Орехов - Федор Кнорре
Шрифт:
Интервал:
Закладка:
Судьба отца всегда оставалась какой-то невыясненной для Виолы. Немолодой мобилизованный прапорщик инженерных войск в войну 1914 года, затем командир Красной Армии, начальник инженерного снабжения фронта, потом заместитель начальника главка в первые мирные годы строительства после гражданской войны, он в тридцатых годах стал как-то терять должности одну за другой - менялись вокруг него люди, те, кто его знал и ценил, исчезали, приходили другие, которые его не знали, и, хотя с ним ничего дурного не случилось, вышло как-то, что к началу Отечественной войны он как будто снова возвратился в свой старый прапорщицкий чин, в котором по возрасту был уже смешон и никому не нужен.
- У меня должна быть его фотография! - вдруг в восторге воскликнул отец. - Конечно! В чемодане! Я завтра же тебе покажу! - Он уже готов вскочить и лезть под кровать за чемоданом, и только страх ледяного пола и сквозняка удерживает его под одеялом. - Ты не спишь?.. Нет, погоди, не спи! Ты была еще совсем крошка... Какая там крошка! Тебя вообще на свете не было! Ты можешь вообразить: не было! Какая красавица была твоя мама и какая молоденькая! Мы отправились в Крым, в здравницу. Тогда это было немаловажное событие. Там отдыхали шахтеры и ответственные работники! Мы купались по пять, по восемь раз в день, почти все время купались! Мы фотографировались у моря в каком-нибудь таком забавном виде, знаешь?.. На одной фотографии Саблин в мокрых трусиках стоит на коленях перед твоей мамой и умоляюще протягивает руки, а она презрительно смотрит на него с большого камня, а я замахиваюсь зонтиком над головой Саблина... Да, да, мы разыгрывали всякие сценки! Мы столько шутили и хохотали, нас была целая компания, ходили всей толпой, пели украинские песни... А многих уже нет на свете... Или просто их нет. Они оказались впоследствии... Не понимаю, как это получилось?! Но тогда мы все вместе пели украинские песни и шумело море. Ты не видела моря, бедняжка! Ах, эти удивительные кусты роз среди цветущих зарослей... Виола?.. Это был сон?

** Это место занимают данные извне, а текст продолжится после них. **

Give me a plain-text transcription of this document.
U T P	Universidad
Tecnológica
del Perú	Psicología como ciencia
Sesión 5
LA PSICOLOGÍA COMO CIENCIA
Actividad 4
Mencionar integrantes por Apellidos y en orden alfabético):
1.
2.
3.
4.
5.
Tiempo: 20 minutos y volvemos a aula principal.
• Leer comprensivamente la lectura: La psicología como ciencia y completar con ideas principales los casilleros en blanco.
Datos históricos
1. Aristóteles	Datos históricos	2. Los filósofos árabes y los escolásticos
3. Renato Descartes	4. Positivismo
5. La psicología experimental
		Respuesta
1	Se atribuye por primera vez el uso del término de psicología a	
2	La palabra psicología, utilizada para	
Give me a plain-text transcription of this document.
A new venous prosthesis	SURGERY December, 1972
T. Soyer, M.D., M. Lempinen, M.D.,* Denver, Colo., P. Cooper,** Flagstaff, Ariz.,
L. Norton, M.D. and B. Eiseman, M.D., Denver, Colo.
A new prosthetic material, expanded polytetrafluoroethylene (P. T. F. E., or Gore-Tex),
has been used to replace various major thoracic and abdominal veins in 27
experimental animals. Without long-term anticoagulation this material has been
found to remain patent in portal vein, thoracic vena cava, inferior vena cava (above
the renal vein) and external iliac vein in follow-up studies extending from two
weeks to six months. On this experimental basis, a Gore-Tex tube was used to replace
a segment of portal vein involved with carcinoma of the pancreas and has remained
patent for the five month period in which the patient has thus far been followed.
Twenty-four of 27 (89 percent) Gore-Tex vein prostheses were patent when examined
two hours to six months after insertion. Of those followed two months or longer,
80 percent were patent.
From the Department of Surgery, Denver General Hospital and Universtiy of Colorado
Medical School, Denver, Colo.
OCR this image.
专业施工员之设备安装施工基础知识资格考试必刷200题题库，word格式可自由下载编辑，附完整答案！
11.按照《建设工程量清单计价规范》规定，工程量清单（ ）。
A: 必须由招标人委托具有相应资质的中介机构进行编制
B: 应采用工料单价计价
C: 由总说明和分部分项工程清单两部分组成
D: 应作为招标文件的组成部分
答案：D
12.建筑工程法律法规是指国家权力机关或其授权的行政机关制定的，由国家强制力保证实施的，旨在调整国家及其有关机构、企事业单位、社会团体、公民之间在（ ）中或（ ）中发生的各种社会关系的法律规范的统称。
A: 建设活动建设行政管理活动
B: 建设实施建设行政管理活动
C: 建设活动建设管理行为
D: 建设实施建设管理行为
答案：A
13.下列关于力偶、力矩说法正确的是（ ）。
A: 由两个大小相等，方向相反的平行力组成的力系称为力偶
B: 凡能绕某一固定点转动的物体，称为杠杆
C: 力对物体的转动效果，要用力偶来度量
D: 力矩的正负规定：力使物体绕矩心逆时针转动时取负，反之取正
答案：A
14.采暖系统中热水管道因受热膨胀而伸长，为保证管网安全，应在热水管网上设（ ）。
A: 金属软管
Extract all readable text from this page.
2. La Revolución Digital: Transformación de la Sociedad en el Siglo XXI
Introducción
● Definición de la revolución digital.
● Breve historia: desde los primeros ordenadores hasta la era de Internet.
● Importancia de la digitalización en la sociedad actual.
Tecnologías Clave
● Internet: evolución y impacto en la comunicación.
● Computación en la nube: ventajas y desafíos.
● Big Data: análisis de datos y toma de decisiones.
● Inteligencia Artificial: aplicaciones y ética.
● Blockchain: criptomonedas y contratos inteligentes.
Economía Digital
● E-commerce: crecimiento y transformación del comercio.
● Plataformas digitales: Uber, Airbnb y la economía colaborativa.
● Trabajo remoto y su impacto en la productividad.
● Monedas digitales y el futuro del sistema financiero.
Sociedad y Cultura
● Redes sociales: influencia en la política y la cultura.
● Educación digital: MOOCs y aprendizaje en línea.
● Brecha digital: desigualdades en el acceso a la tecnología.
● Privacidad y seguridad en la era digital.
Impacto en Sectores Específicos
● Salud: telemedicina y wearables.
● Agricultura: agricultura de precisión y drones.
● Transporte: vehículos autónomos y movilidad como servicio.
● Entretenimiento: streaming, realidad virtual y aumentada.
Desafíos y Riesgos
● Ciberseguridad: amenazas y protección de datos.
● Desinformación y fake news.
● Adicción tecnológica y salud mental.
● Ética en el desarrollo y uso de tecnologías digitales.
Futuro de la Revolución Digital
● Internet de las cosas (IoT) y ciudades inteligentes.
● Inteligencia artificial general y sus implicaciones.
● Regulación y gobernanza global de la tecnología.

Неужели это был сон?
Виола терпела, сколько могла. Про пахучие заросли, усыпанные мелкими цветочками, - это были все мамины слова, и ей тяжело было слушать, она молчала, делая вид, что не слышит приглушенных всхлипываний отца, стараясь ровно, как спящая, дышать со стиснутыми зубами, надеясь, что все на этот раз обойдется, он поплачет и утихнет. Но он не утихал. Прерывистые вздохи, сначала приглушенные одеялом, теперь перешли в открытые постанывания и мокрое хлюпанье, в нескрываемый призыв о помощи.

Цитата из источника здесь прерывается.